At least he didn't say "...for mankind."  I settled in my seat.  Tom's vacant seat was to my right.  To my left was the head of a big tech firm whose name I hesitate to mention.  I scanned his mind and found that he was overcome with anxiety that I would scan his mind.  I gave up trying and nibbled on the salad.  

While Tom talked about the evolution of the Internet a strange sensation arose in me.  I felt like my brain had spread out around the room, like a cosmic octopus whose tentacles were snaking into all the moguls' heads.  Suddenly data started streaming into me from all those heads: secrets, plans, attitudes, lies, truths, ambitions, delusions, discoveries.  It was too much, my brain was in danger of buckling.  Then what seemed like a complete schematic appeared to float in the air.  It was a diagram of a system with which I could process many people's thoughts, sorting and prioritizing them and not being overwhelmed.  It was the Test 1124 at work, I realized.  I checked out the schematic and it looked workable.  The weird thing was that it didn't feel like I had thought of it.  That's not the kind of thing I think about anyway.  The drug did indeed seem to be an auxiliary brain.

Then the experience took a disturbing turn.  I started to feel emotions concerning my brain-sucking octopus, arrogant and dominating emotions that I'm not accustomed to feeling.  The chemical activities this drug induced in my brain appeared to have a consciousness, and a desire to control.  I found my new brain calculating how I could dominate everyone in the room, their thoughts and actions.  It was a megalomaniacal state, which, to put it mildly, I was not comfortable with.  The power hungry entity within me began to grow stronger, and I felt I was being taken over by something possibly evil, as well as highly impractical, but I could not fight it.  Panic rose in me as I felt my personality overwhelmed.

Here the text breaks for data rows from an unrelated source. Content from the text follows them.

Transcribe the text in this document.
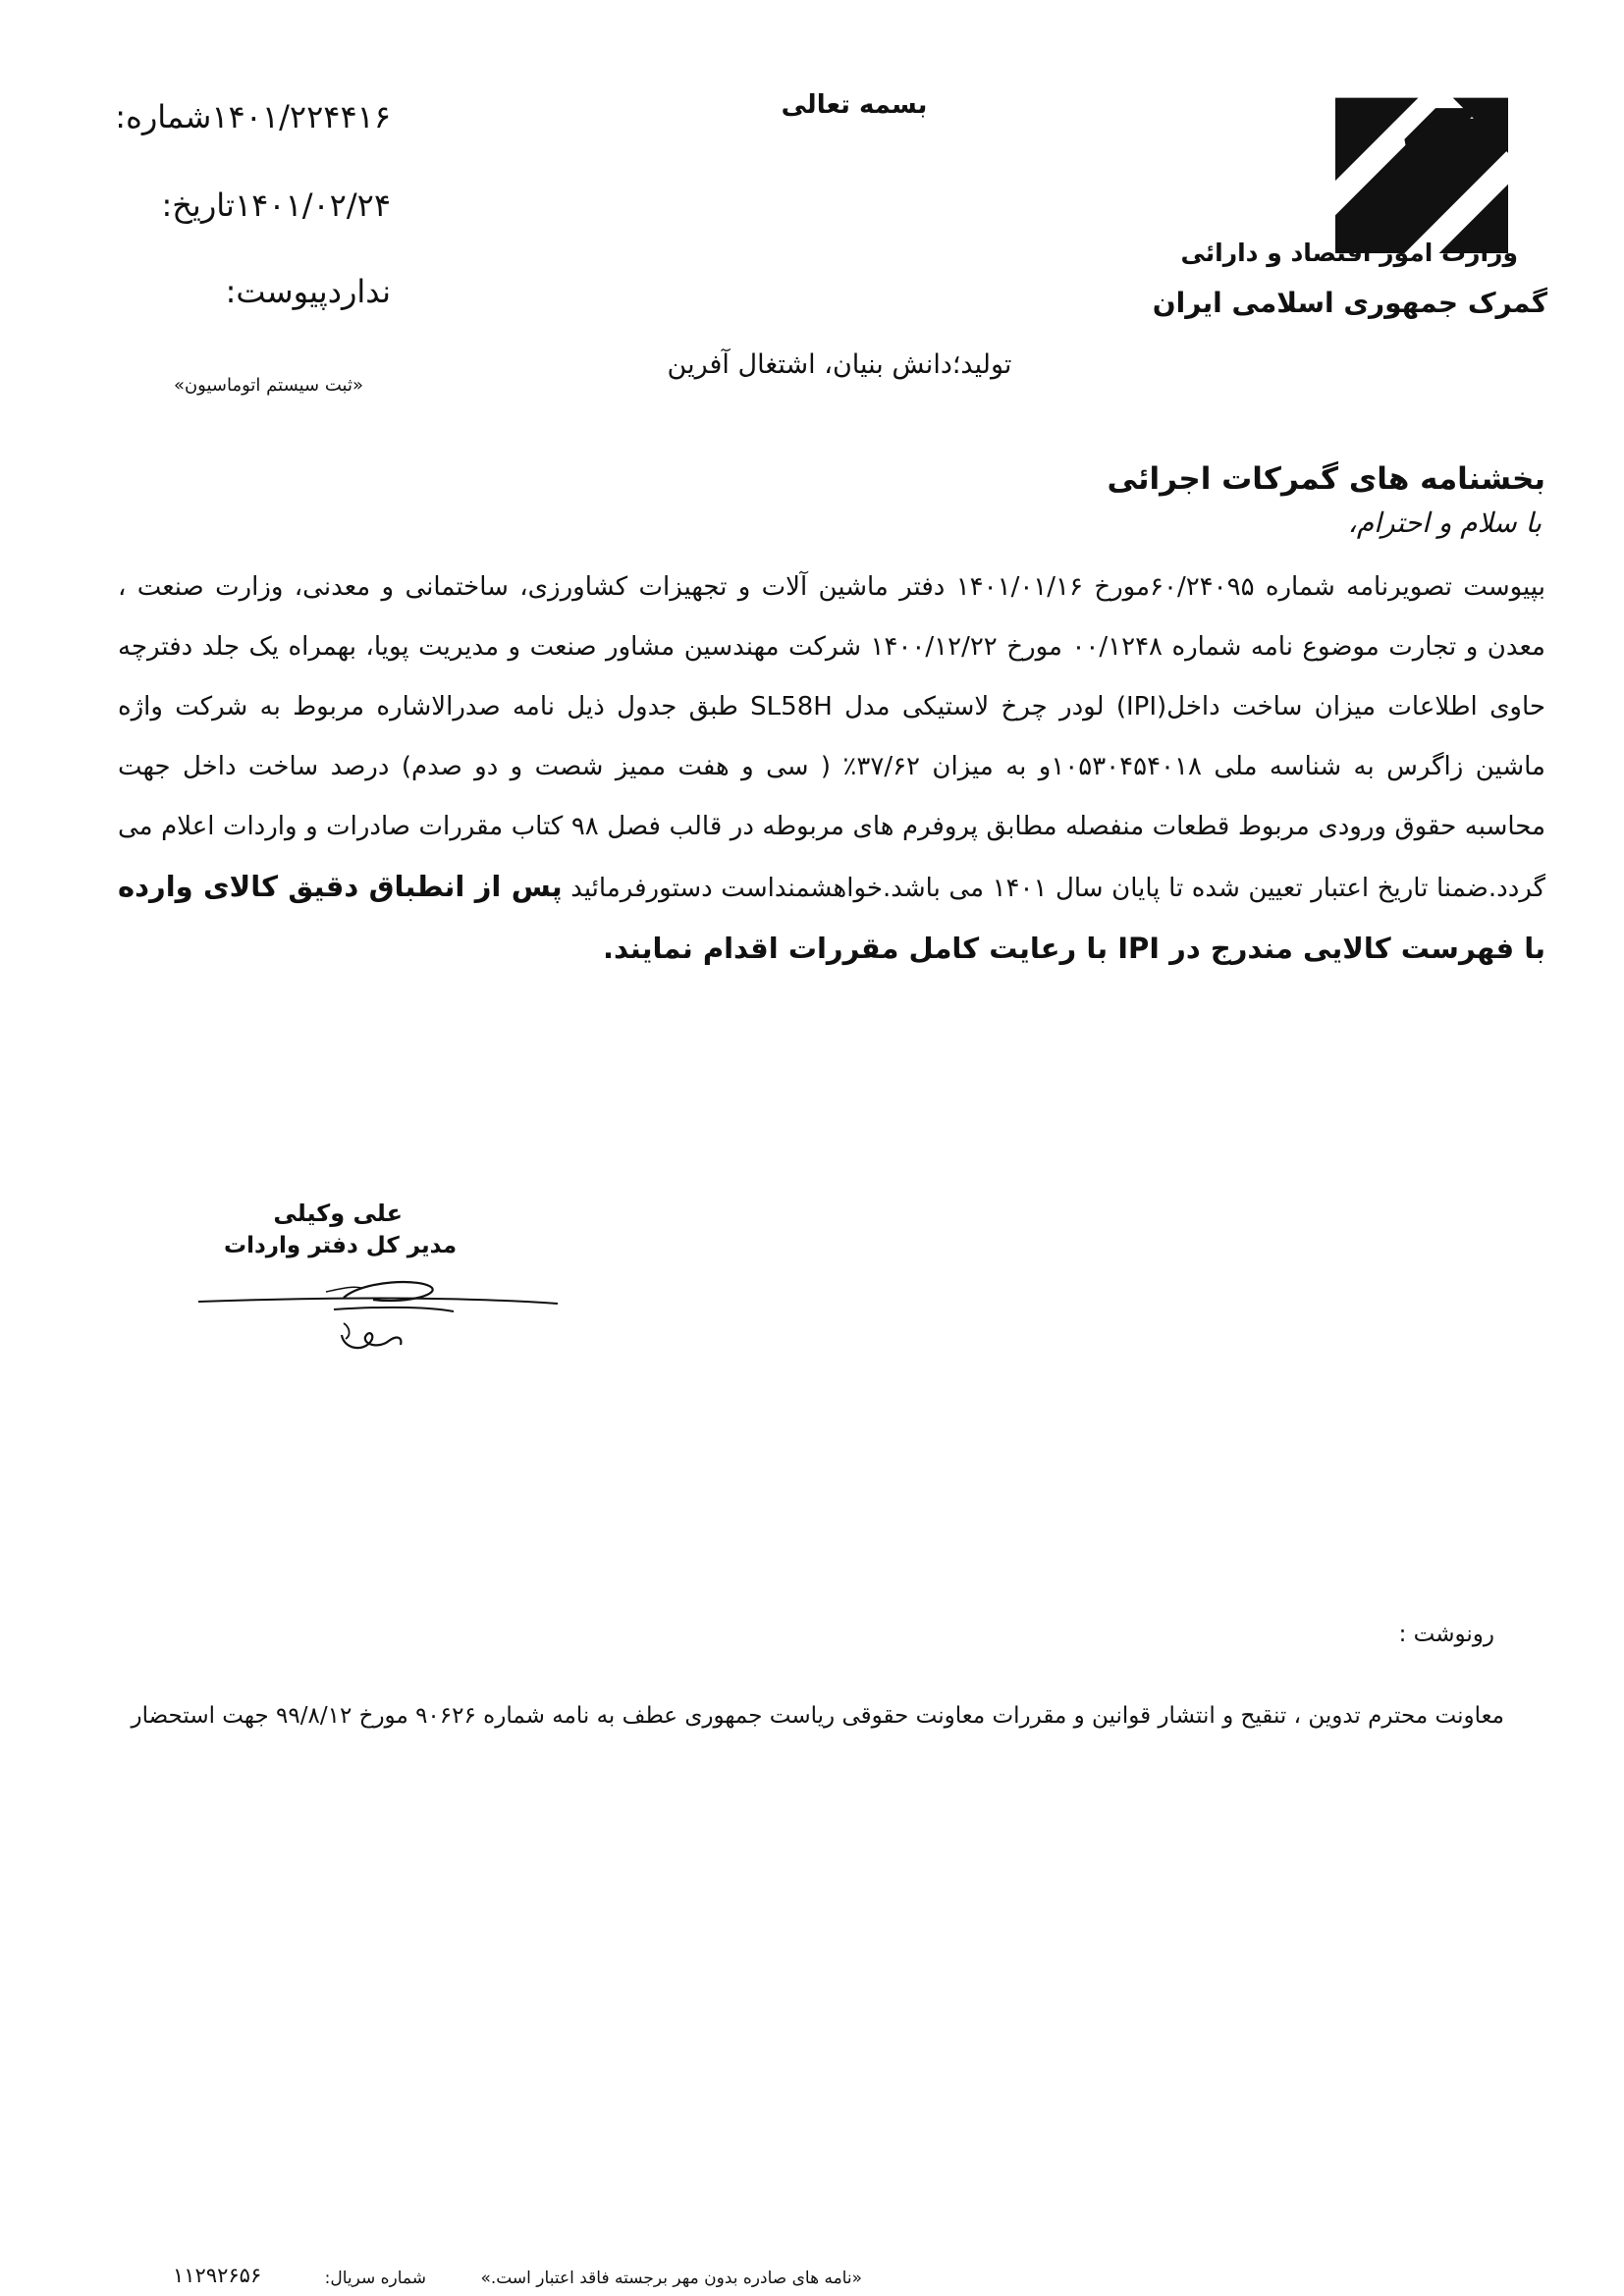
وزارت امور اقتصاد و دارائی
گمرک جمهوری اسلامی ایران
بسمه تعالی
تولید؛دانش بنیان، اشتغال آفرین
شماره:۱۴۰۱/۲۲۴۴۱۶
تاریخ:۱۴۰۱/۰۲/۲۴
پیوست:ندارد
«ثبت سیستم اتوماسیون»
بخشنامه های گمرکات اجرائی
با سلام و احترام،
بپیوست تصویرنامه شماره ۶۰/۲۴۰۹۵مورخ ۱۴۰۱/۰۱/۱۶ دفتر ماشین آلات و تجهیزات کشاورزی، ساختمانی و معدنی، وزارت صنعت ، معدن و تجارت موضوع نامه شماره ۰۰/۱۲۴۸ مورخ ۱۴۰۰/۱۲/۲۲ شرکت مهندسین مشاور صنعت و مدیریت پویا، بهمراه یک جلد دفترچه حاوی اطلاعات میزان ساخت داخل(IPI) لودر چرخ لاستیکی مدل SL58H طبق جدول ذیل نامه صدرالاشاره مربوط به شرکت واژه ماشین زاگرس به شناسه ملی ۱۰۵۳۰۴۵۴۰۱۸و به میزان ۳۷/۶۲٪ ( سی و هفت ممیز شصت و دو صدم) درصد ساخت داخل جهت محاسبه حقوق ورودی مربوط قطعات منفصله مطابق پروفرم های مربوطه در قالب فصل ۹۸ کتاب مقررات صادرات و واردات اعلام می گردد.ضمنا تاریخ اعتبار تعیین شده تا پایان سال ۱۴۰۱ می باشد.خواهشمنداست دستورفرمائید پس از انطباق دقیق کالای وارده با فهرست کالایی مندرج در IPI با رعایت کامل مقررات اقدام نمایند.
علی وکیلی
مدیر کل دفتر واردات
رونوشت :
معاونت محترم تدوین ، تنقیح و انتشار قوانین و مقررات معاونت حقوقی ریاست جمهوری عطف به نامه شماره ۹۰۶۲۶ مورخ ۹۹/۸/۱۲ جهت استحضار
«نامه های صادره بدون مهر برجسته فاقد اعتبار است.»
شماره سریال:
۱۱۲۹۲۶۵۶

I started sweating and shaking.  Soon my heart was pounding and I had to do something.  For want of a better plan I ran from the banquet room, out the double doors to a patio at the far end of which I found a winding trail lit by subtle ground lights, through the steep dark forest past the restaurant and finally to a circle of redwoods, the mystical though expensive venue of many weddings.  I charged into the circle and collapsed in its center, rolling onto my back and staring up into the dazzling starry sky looking down through the redwood canopy.  I basked in the absence of other minds tempting me to control them, but soon I started to think about controlling the redwoods, finding first their secret psyches.

I remember shouting, "No!" before Tom and a party of moguls arrived to tend to me.  That is my last memory before waking up in the hotel bed the next morning.  On the nightstand next to the bed was a note from Tom: "Rough night, huh Harry?  Sorry about that- I blame myself for pressuring you to take the pill.  Hey, it was great talking to you and you really helped me get my thoughts together.  Let's meet up sometime soon and start the conversation where we left off- no unwise diversions this time!  Check at the desk for your ride.  Cheers, T.K."  Under the note was a small gift-wrapped box, which I put in my pocket.

When I got to the front desk a crisp young woman pointed out a man sitting on a couch who had been waiting for me.  He was an Uber driver who had been secured and paid for by Tom, with instructions to drive me anywhere in the U.S. that I wanted to go.  Soon we were headed for San Francisco.

Some adventure I'm having, huh?  I guess I can't complain, but, you know, I probably will.